2min

Nederlanders gingen het afgelopen jaar minder veilig het internet op dan in 2010. Jongeren zijn over het algemeen laks en naïef terwijl ouderen juist onvaardig zijn. Dat blijkt uit onderzoek van Universiteit Twente in opdracht van de overheid.

Uit het trendrapport ‘Computer- en internetgebruik 2011’, verricht door de Universiteit Twente, in opdracht van de Nederlandse overheid blijkt dat er teruggang wordt geboekt in de veiligheid van de online Nederlander. Zo blijkt dat er minder beveiligingssoftware is geïnstalleerd en dat wachtwoorden nauwelijks worden veranderd.

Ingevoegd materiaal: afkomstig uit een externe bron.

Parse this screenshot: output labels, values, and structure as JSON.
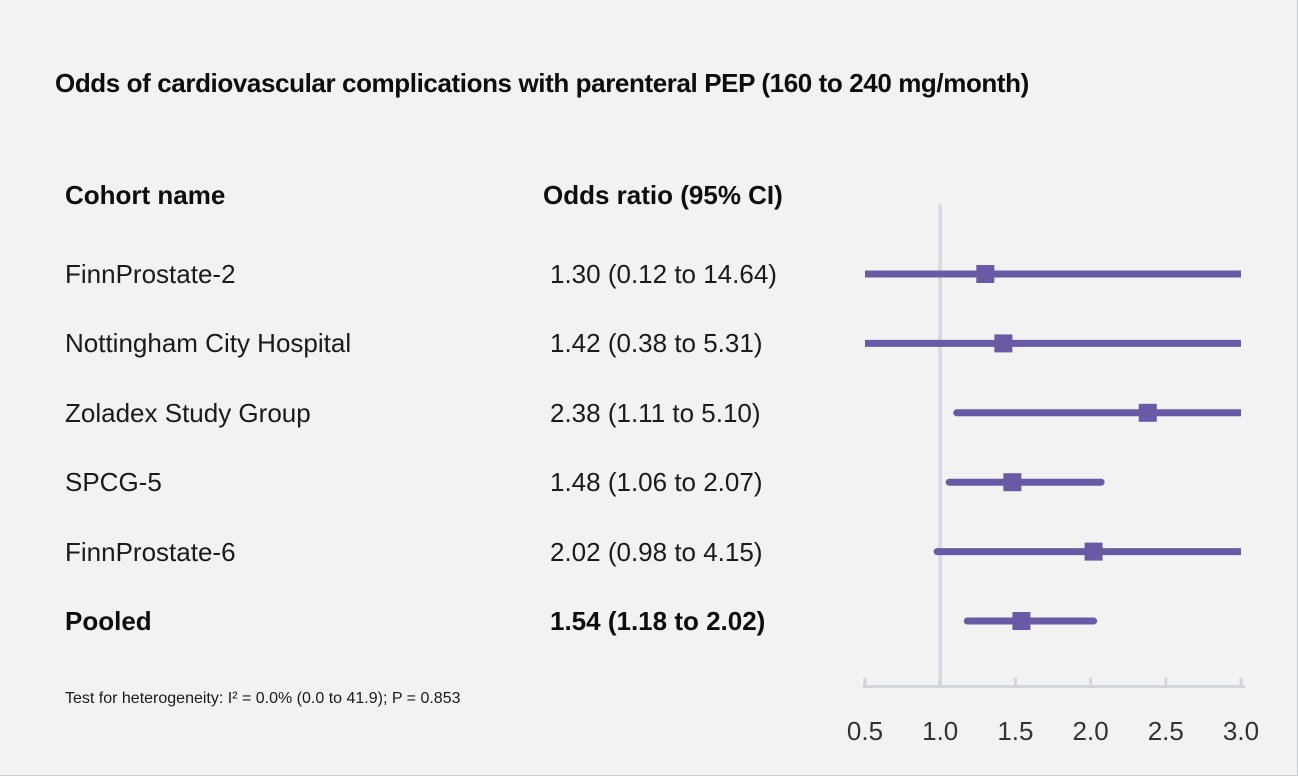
{
  "title": "Odds of cardiovascular complications with parenteral PEP (160 to 240 mg/month)",
  "columns": {
    "cohort": "Cohort name",
    "odds": "Odds ratio (95% CI)"
  },
  "footnote": "Test for heterogeneity: I² = 0.0% (0.0 to 41.9); P = 0.853",
  "colors": {
    "background": "#f2f2f2",
    "marker": "#6a5aa5",
    "axis": "#d0d5de",
    "reference_line": "#d4d9e2",
    "text": "#1a1a1a",
    "tick_label": "#333333"
  },
  "chart_data": {
    "type": "scatter",
    "subtype": "forest",
    "title": "Odds of cardiovascular complications with parenteral PEP (160 to 240 mg/month)",
    "xlabel": "",
    "ylabel": "",
    "x_range": [
      0.5,
      3.0
    ],
    "x_ticks": [
      0.5,
      1.0,
      1.5,
      2.0,
      2.5,
      3.0
    ],
    "x_tick_labels": [
      "0.5",
      "1.0",
      "1.5",
      "2.0",
      "2.5",
      "3.0"
    ],
    "reference_x": 1.0,
    "grid": false,
    "legend": false,
    "rows": [
      {
        "cohort": "FinnProstate-2",
        "label": "1.30 (0.12 to 14.64)",
        "estimate": 1.3,
        "ci_lower": 0.12,
        "ci_upper": 14.64,
        "pooled": false
      },
      {
        "cohort": "Nottingham City Hospital",
        "label": "1.42 (0.38 to 5.31)",
        "estimate": 1.42,
        "ci_lower": 0.38,
        "ci_upper": 5.31,
        "pooled": false
      },
      {
        "cohort": "Zoladex Study Group",
        "label": "2.38 (1.11 to 5.10)",
        "estimate": 2.38,
        "ci_lower": 1.11,
        "ci_upper": 5.1,
        "pooled": false
      },
      {
        "cohort": "SPCG-5",
        "label": "1.48 (1.06 to 2.07)",
        "estimate": 1.48,
        "ci_lower": 1.06,
        "ci_upper": 2.07,
        "pooled": false
      },
      {
        "cohort": "FinnProstate-6",
        "label": "2.02 (0.98 to 4.15)",
        "estimate": 2.02,
        "ci_lower": 0.98,
        "ci_upper": 4.15,
        "pooled": false
      },
      {
        "cohort": "Pooled",
        "label": "1.54 (1.18 to 2.02)",
        "estimate": 1.54,
        "ci_lower": 1.18,
        "ci_upper": 2.02,
        "pooled": true
      }
    ]
  }
}
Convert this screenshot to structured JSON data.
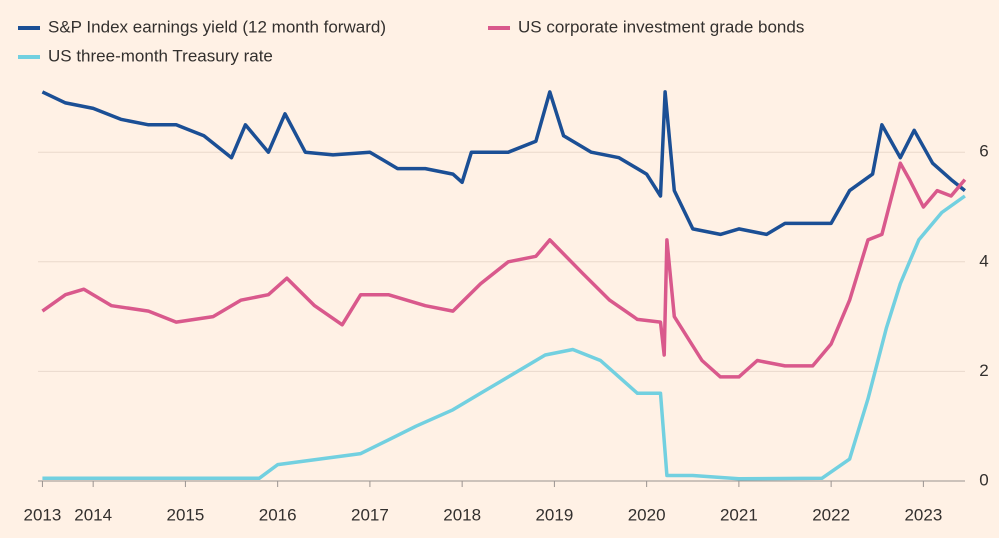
{
  "chart_data": {
    "type": "line",
    "xlim": [
      2012.99,
      2023.5
    ],
    "xticks": [
      {
        "value": 2013.45,
        "label": "2013"
      },
      2014,
      2015,
      2016,
      2017,
      2018,
      2019,
      2020,
      2021,
      2022,
      2023
    ],
    "ylim": [
      -0.1,
      7.5
    ],
    "yticks": [
      0,
      2,
      4,
      6
    ],
    "grid": true,
    "series": [
      {
        "name": "S&P Index earnings yield (12 month forward)",
        "color": "#1b4f95",
        "x": [
          2013.45,
          2013.7,
          2014.0,
          2014.3,
          2014.6,
          2014.9,
          2015.2,
          2015.5,
          2015.65,
          2015.9,
          2016.08,
          2016.3,
          2016.6,
          2017.0,
          2017.3,
          2017.6,
          2017.9,
          2018.0,
          2018.1,
          2018.5,
          2018.8,
          2018.95,
          2019.1,
          2019.4,
          2019.7,
          2020.0,
          2020.15,
          2020.2,
          2020.3,
          2020.5,
          2020.8,
          2021.0,
          2021.3,
          2021.5,
          2021.8,
          2022.0,
          2022.2,
          2022.45,
          2022.55,
          2022.75,
          2022.9,
          2023.1,
          2023.3,
          2023.45
        ],
        "values": [
          7.1,
          6.9,
          6.8,
          6.6,
          6.5,
          6.5,
          6.3,
          5.9,
          6.5,
          6.0,
          6.7,
          6.0,
          5.95,
          6.0,
          5.7,
          5.7,
          5.6,
          5.45,
          6.0,
          6.0,
          6.2,
          7.1,
          6.3,
          6.0,
          5.9,
          5.6,
          5.2,
          7.1,
          5.3,
          4.6,
          4.5,
          4.6,
          4.5,
          4.7,
          4.7,
          4.7,
          5.3,
          5.6,
          6.5,
          5.9,
          6.4,
          5.8,
          5.5,
          5.3
        ]
      },
      {
        "name": "US corporate investment grade bonds",
        "color": "#d9598c",
        "x": [
          2013.45,
          2013.7,
          2013.9,
          2014.2,
          2014.6,
          2014.9,
          2015.3,
          2015.6,
          2015.9,
          2016.1,
          2016.4,
          2016.7,
          2016.9,
          2017.2,
          2017.6,
          2017.9,
          2018.2,
          2018.5,
          2018.8,
          2018.95,
          2019.3,
          2019.6,
          2019.9,
          2020.15,
          2020.19,
          2020.22,
          2020.3,
          2020.6,
          2020.8,
          2021.0,
          2021.2,
          2021.5,
          2021.8,
          2022.0,
          2022.2,
          2022.4,
          2022.55,
          2022.75,
          2022.85,
          2023.0,
          2023.15,
          2023.3,
          2023.45
        ],
        "values": [
          3.1,
          3.4,
          3.5,
          3.2,
          3.1,
          2.9,
          3.0,
          3.3,
          3.4,
          3.7,
          3.2,
          2.85,
          3.4,
          3.4,
          3.2,
          3.1,
          3.6,
          4.0,
          4.1,
          4.4,
          3.8,
          3.3,
          2.95,
          2.9,
          2.3,
          4.4,
          3.0,
          2.2,
          1.9,
          1.9,
          2.2,
          2.1,
          2.1,
          2.5,
          3.3,
          4.4,
          4.5,
          5.8,
          5.5,
          5.0,
          5.3,
          5.2,
          5.5
        ]
      },
      {
        "name": "US three-month Treasury rate",
        "color": "#72d0e0",
        "x": [
          2013.45,
          2015.8,
          2016.0,
          2016.9,
          2017.2,
          2017.5,
          2017.9,
          2018.2,
          2018.5,
          2018.9,
          2019.2,
          2019.5,
          2019.7,
          2019.9,
          2020.15,
          2020.22,
          2020.5,
          2021.0,
          2021.9,
          2022.2,
          2022.4,
          2022.6,
          2022.75,
          2022.95,
          2023.2,
          2023.45
        ],
        "values": [
          0.05,
          0.05,
          0.3,
          0.5,
          0.75,
          1.0,
          1.3,
          1.6,
          1.9,
          2.3,
          2.4,
          2.2,
          1.9,
          1.6,
          1.6,
          0.1,
          0.1,
          0.04,
          0.05,
          0.4,
          1.5,
          2.8,
          3.6,
          4.4,
          4.9,
          5.2
        ]
      }
    ]
  }
}
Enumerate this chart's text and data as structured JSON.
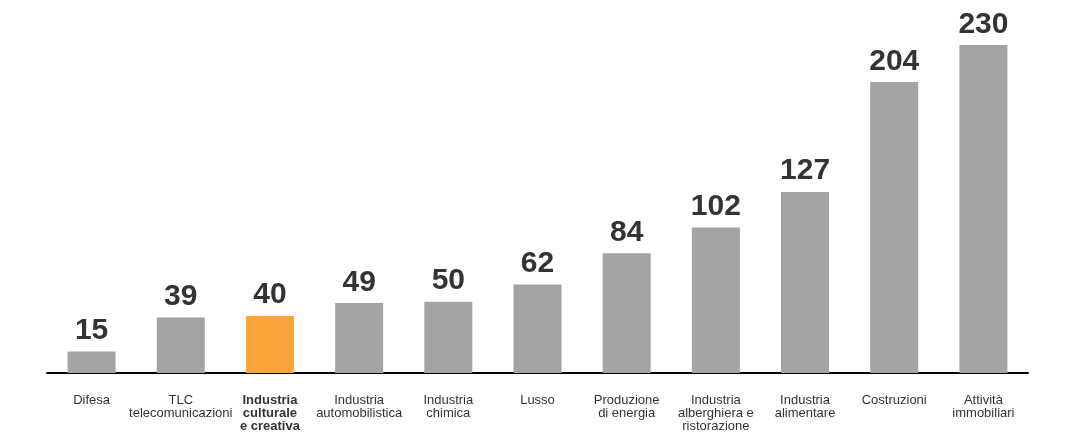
{
  "chart_data": {
    "type": "bar",
    "categories": [
      "Difesa",
      "TLC\ntelecomunicazioni",
      "Industria\nculturale\ne creativa",
      "Industria\nautomobilistica",
      "Industria\nchimica",
      "Lusso",
      "Produzione\ndi energia",
      "Industria\nalberghiera e\nristorazione",
      "Industria\nalimentare",
      "Costruzioni",
      "Attività\nimmobiliari"
    ],
    "values": [
      15,
      39,
      40,
      49,
      50,
      62,
      84,
      102,
      127,
      204,
      230
    ],
    "colors": [
      "#a3a3a3",
      "#a3a3a3",
      "#f9a53c",
      "#a3a3a3",
      "#a3a3a3",
      "#a3a3a3",
      "#a3a3a3",
      "#a3a3a3",
      "#a3a3a3",
      "#a3a3a3",
      "#a3a3a3"
    ],
    "data_labels": true
  }
}
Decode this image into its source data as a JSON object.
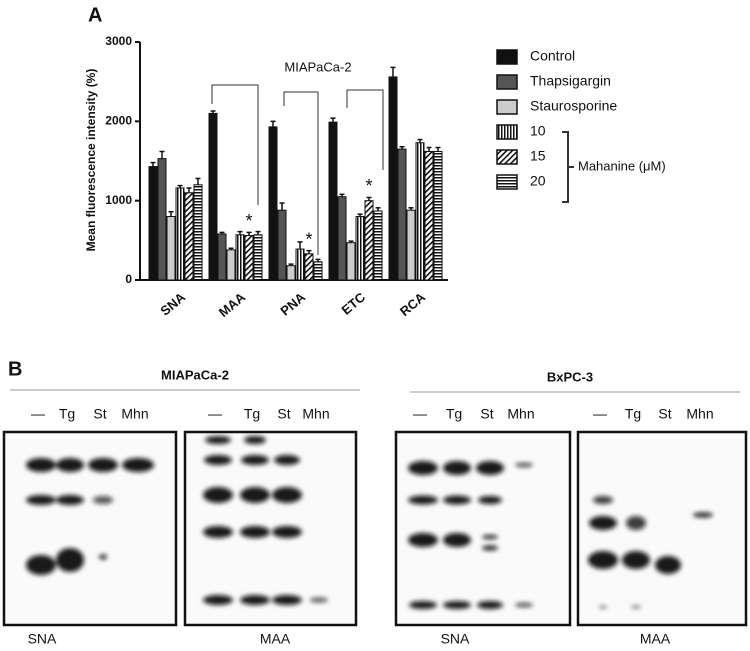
{
  "panel_a_label": "A",
  "chart_data": {
    "type": "bar",
    "y_label": "Mean fluorescence intensity (%)",
    "categories": [
      "SNA",
      "MAA",
      "PNA",
      "ETC",
      "RCA"
    ],
    "series": [
      {
        "name": "Control",
        "color": "#111111",
        "pattern": "solid",
        "values": [
          1430,
          2100,
          1930,
          1990,
          2560
        ],
        "errors": [
          50,
          30,
          70,
          50,
          120
        ]
      },
      {
        "name": "Thapsigargin",
        "color": "#555555",
        "pattern": "solid",
        "values": [
          1530,
          580,
          880,
          1050,
          1650
        ],
        "errors": [
          90,
          20,
          90,
          30,
          30
        ]
      },
      {
        "name": "Staurosporine",
        "color": "#cccccc",
        "pattern": "solid",
        "values": [
          800,
          380,
          180,
          470,
          880
        ],
        "errors": [
          60,
          20,
          20,
          20,
          30
        ]
      },
      {
        "name": "10",
        "color": "#111111",
        "pattern": "vertical",
        "values": [
          1160,
          570,
          390,
          800,
          1730
        ],
        "errors": [
          30,
          40,
          90,
          30,
          40
        ]
      },
      {
        "name": "15",
        "color": "#111111",
        "pattern": "diagonal",
        "values": [
          1100,
          560,
          330,
          1000,
          1620
        ],
        "errors": [
          60,
          40,
          40,
          40,
          50
        ]
      },
      {
        "name": "20",
        "color": "#111111",
        "pattern": "horizontal",
        "values": [
          1200,
          570,
          230,
          870,
          1620
        ],
        "errors": [
          80,
          40,
          30,
          40,
          50
        ]
      }
    ],
    "ylim": [
      0,
      3000
    ],
    "yticks": [
      0,
      1000,
      2000,
      3000
    ],
    "bracket_label": "MIAPaCa-2",
    "significance_marks": [
      "*",
      "*",
      "*"
    ],
    "legend_group_label": "Mahanine (μM)"
  },
  "panel_b": {
    "label": "B",
    "groups": [
      {
        "title": "MIAPaCa-2",
        "blots": [
          {
            "lanes": [
              "—",
              "Tg",
              "St",
              "Mhn"
            ],
            "caption": "SNA"
          },
          {
            "lanes": [
              "—",
              "Tg",
              "St",
              "Mhn"
            ],
            "caption": "MAA"
          }
        ]
      },
      {
        "title": "BxPC-3",
        "blots": [
          {
            "lanes": [
              "—",
              "Tg",
              "St",
              "Mhn"
            ],
            "caption": "SNA"
          },
          {
            "lanes": [
              "—",
              "Tg",
              "St",
              "Mhn"
            ],
            "caption": "MAA"
          }
        ]
      }
    ]
  }
}
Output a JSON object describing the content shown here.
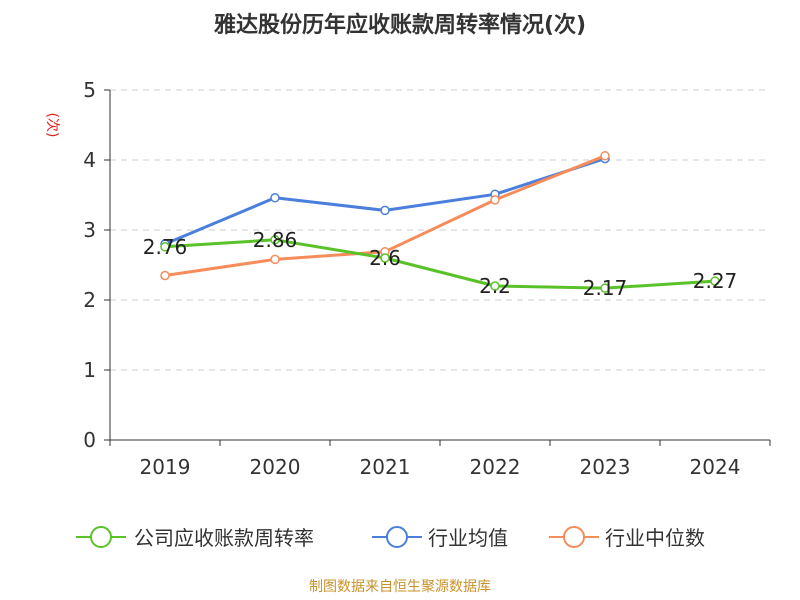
{
  "chart_data": {
    "type": "line",
    "title": "雅达股份历年应收账款周转率情况(次)",
    "ylabel": "(次)",
    "xlabel": "",
    "categories": [
      "2019",
      "2020",
      "2021",
      "2022",
      "2023",
      "2024"
    ],
    "ylim": [
      0,
      5
    ],
    "yticks": [
      0,
      1,
      2,
      3,
      4,
      5
    ],
    "grid": true,
    "legend_position": "bottom",
    "series": [
      {
        "name": "公司应收账款周转率",
        "color": "#5ac229",
        "values": [
          2.76,
          2.86,
          2.6,
          2.2,
          2.17,
          2.27
        ],
        "labels": [
          "2.76",
          "2.86",
          "2.6",
          "2.2",
          "2.17",
          "2.27"
        ]
      },
      {
        "name": "行业均值",
        "color": "#4a7fdc",
        "values": [
          2.8,
          3.46,
          3.28,
          3.51,
          4.02,
          null
        ]
      },
      {
        "name": "行业中位数",
        "color": "#f58c5a",
        "values": [
          2.35,
          2.58,
          2.69,
          3.43,
          4.06,
          null
        ]
      }
    ],
    "source_note": "制图数据来自恒生聚源数据库"
  }
}
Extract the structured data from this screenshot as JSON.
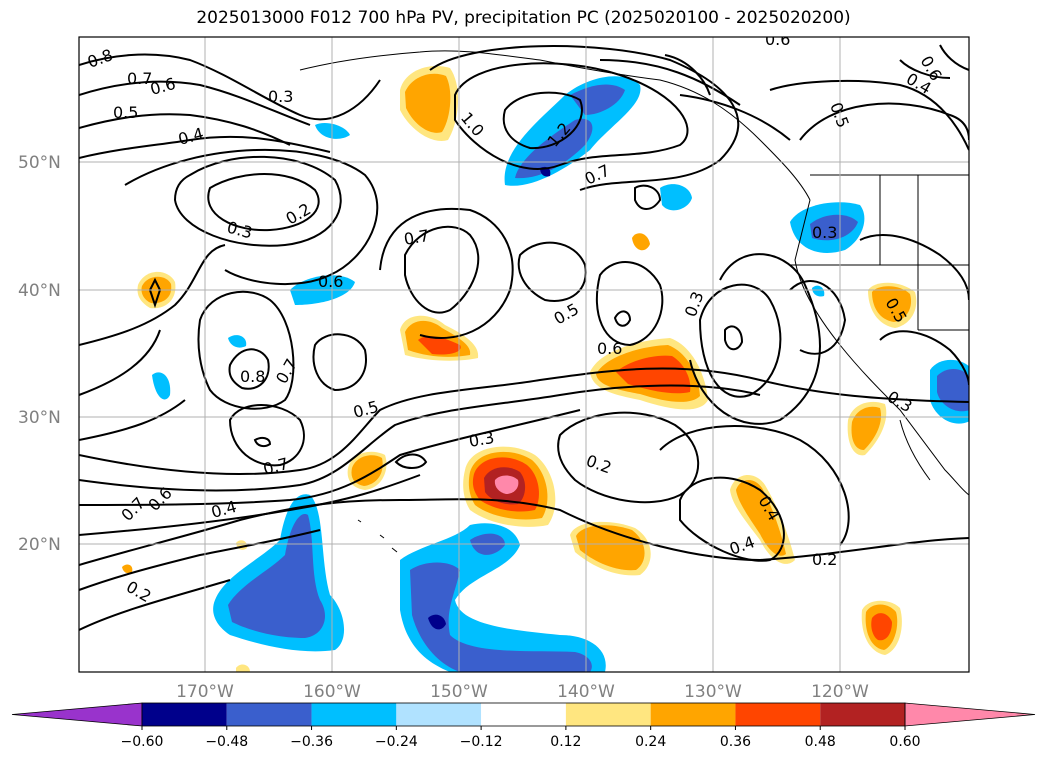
{
  "title": "2025013000 F012 700 hPa PV, precipitation PC (2025020100 - 2025020200)",
  "lat_labels": [
    "50°N",
    "40°N",
    "30°N",
    "20°N"
  ],
  "lon_labels": [
    "170°W",
    "160°W",
    "150°W",
    "140°W",
    "130°W",
    "120°W"
  ],
  "colorbar": {
    "labels": [
      "−0.60",
      "−0.48",
      "−0.36",
      "−0.24",
      "−0.12",
      "0.12",
      "0.24",
      "0.36",
      "0.48",
      "0.60"
    ],
    "colors": [
      "#9933cc",
      "#00008b",
      "#3a5fcd",
      "#00bfff",
      "#b0e2ff",
      "#ffffff",
      "#ffe680",
      "#ffa500",
      "#ff4500",
      "#b22222",
      "#ff88aa"
    ]
  },
  "contour_labels": [
    "0.8",
    "0.7",
    "0.6",
    "0.5",
    "0.4",
    "0.3",
    "0.2",
    "1.0",
    "1.2",
    "0.3",
    "0.7",
    "0.7",
    "0.6",
    "0.5",
    "0.6",
    "0.3",
    "0.8",
    "0.7",
    "0.5",
    "0.3",
    "0.2",
    "0.7",
    "0.4",
    "0.7",
    "0.6",
    "0.2",
    "0.4",
    "0.4",
    "0.2",
    "0.3",
    "0.5",
    "0.4",
    "0.6",
    "0.3",
    "0.5",
    "0.6"
  ]
}
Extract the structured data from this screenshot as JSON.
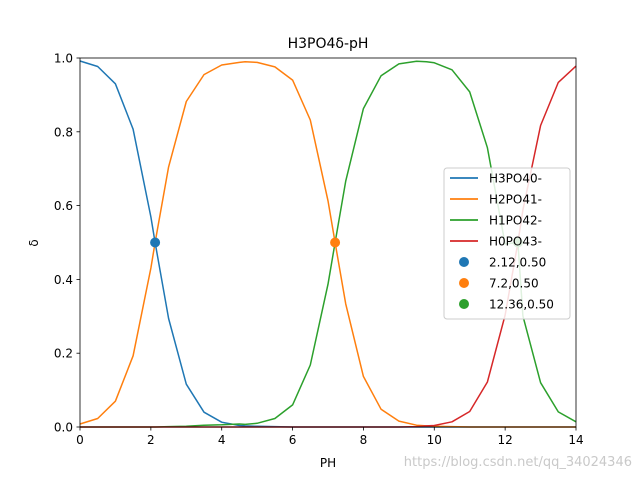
{
  "chart_data": {
    "type": "line",
    "title": "H3PO4δ-pH",
    "xlabel": "PH",
    "ylabel": "δ",
    "xlim": [
      0,
      14
    ],
    "ylim": [
      0.0,
      1.0
    ],
    "xticks": [
      "0",
      "2",
      "4",
      "6",
      "8",
      "10",
      "12",
      "14"
    ],
    "yticks": [
      "0.0",
      "0.2",
      "0.4",
      "0.6",
      "0.8",
      "1.0"
    ],
    "grid": false,
    "legend_position": "center-right",
    "pKa": [
      2.12,
      7.2,
      12.36
    ],
    "x": [
      0,
      0.5,
      1,
      1.5,
      2,
      2.12,
      2.5,
      3,
      3.5,
      4,
      4.5,
      4.66,
      5,
      5.5,
      6,
      6.5,
      7,
      7.2,
      7.5,
      8,
      8.5,
      9,
      9.5,
      9.78,
      10,
      10.5,
      11,
      11.5,
      12,
      12.36,
      12.5,
      13,
      13.5,
      14
    ],
    "series": [
      {
        "name": "H3PO40-",
        "color": "#1f77b4",
        "values": [
          0.992,
          0.977,
          0.93,
          0.807,
          0.569,
          0.5,
          0.294,
          0.116,
          0.04,
          0.013,
          0.004,
          0.003,
          0.002,
          0.001,
          0,
          0,
          0,
          0,
          0,
          0,
          0,
          0,
          0,
          0,
          0,
          0,
          0,
          0,
          0,
          0,
          0,
          0,
          0,
          0
        ]
      },
      {
        "name": "H2PO41-",
        "color": "#ff7f0e",
        "values": [
          0.008,
          0.023,
          0.07,
          0.193,
          0.431,
          0.5,
          0.705,
          0.882,
          0.955,
          0.981,
          0.988,
          0.99,
          0.988,
          0.976,
          0.94,
          0.832,
          0.613,
          0.5,
          0.334,
          0.137,
          0.048,
          0.016,
          0.005,
          0.003,
          0.002,
          0.001,
          0,
          0,
          0,
          0,
          0,
          0,
          0,
          0
        ]
      },
      {
        "name": "H1PO42-",
        "color": "#2ca02c",
        "values": [
          0,
          0,
          0,
          0,
          0,
          0,
          0.001,
          0.002,
          0.005,
          0.006,
          0.008,
          0.007,
          0.01,
          0.023,
          0.06,
          0.168,
          0.387,
          0.5,
          0.666,
          0.863,
          0.952,
          0.984,
          0.991,
          0.99,
          0.987,
          0.968,
          0.908,
          0.757,
          0.496,
          0.5,
          0.301,
          0.12,
          0.041,
          0.014
        ]
      },
      {
        "name": "H0PO43-",
        "color": "#d62728",
        "values": [
          0,
          0,
          0,
          0,
          0,
          0,
          0,
          0,
          0,
          0,
          0,
          0,
          0,
          0,
          0,
          0,
          0,
          0,
          0,
          0,
          0,
          0,
          0.001,
          0.003,
          0.004,
          0.014,
          0.042,
          0.122,
          0.303,
          0.5,
          0.588,
          0.817,
          0.934,
          0.978
        ]
      }
    ],
    "points": [
      {
        "label": "2.12,0.50",
        "x": 2.12,
        "y": 0.5,
        "color": "#1f77b4"
      },
      {
        "label": "7.2,0.50",
        "x": 7.2,
        "y": 0.5,
        "color": "#ff7f0e"
      },
      {
        "label": "12.36,0.50",
        "x": 12.36,
        "y": 0.5,
        "color": "#2ca02c"
      }
    ],
    "watermark": "https://blog.csdn.net/qq_34024346"
  }
}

Professor Jan van Dijk, mede uitvoerder van het onderzoek, vindt de vermindering van de voorzorgsmaatregelen "erg risicovol". Worden jongeren juist steeds lakser en naïever zijn ouderen niet vaardig genoeg om de nodige beschermingsmaatregelen te nemen.

Het gebruik van beveiligingssoftware is dit jaar ten opzichte van 2010 gedaald met enkele tot 10 procent. Bij beveiligingssoftware moet je denken aan virusscanners, firewalls, spamfilters, antivirus, pornofilters en popup-blokkers. Uitzonderlijk hoog is de vermindering van popup-blokker software met een uitschieter van 10 procent. Volgens de onderzoekers is de afname mede te danken aan het feit dat de popup-blokker tegenwoordig vaak is ingebouwd in de browser.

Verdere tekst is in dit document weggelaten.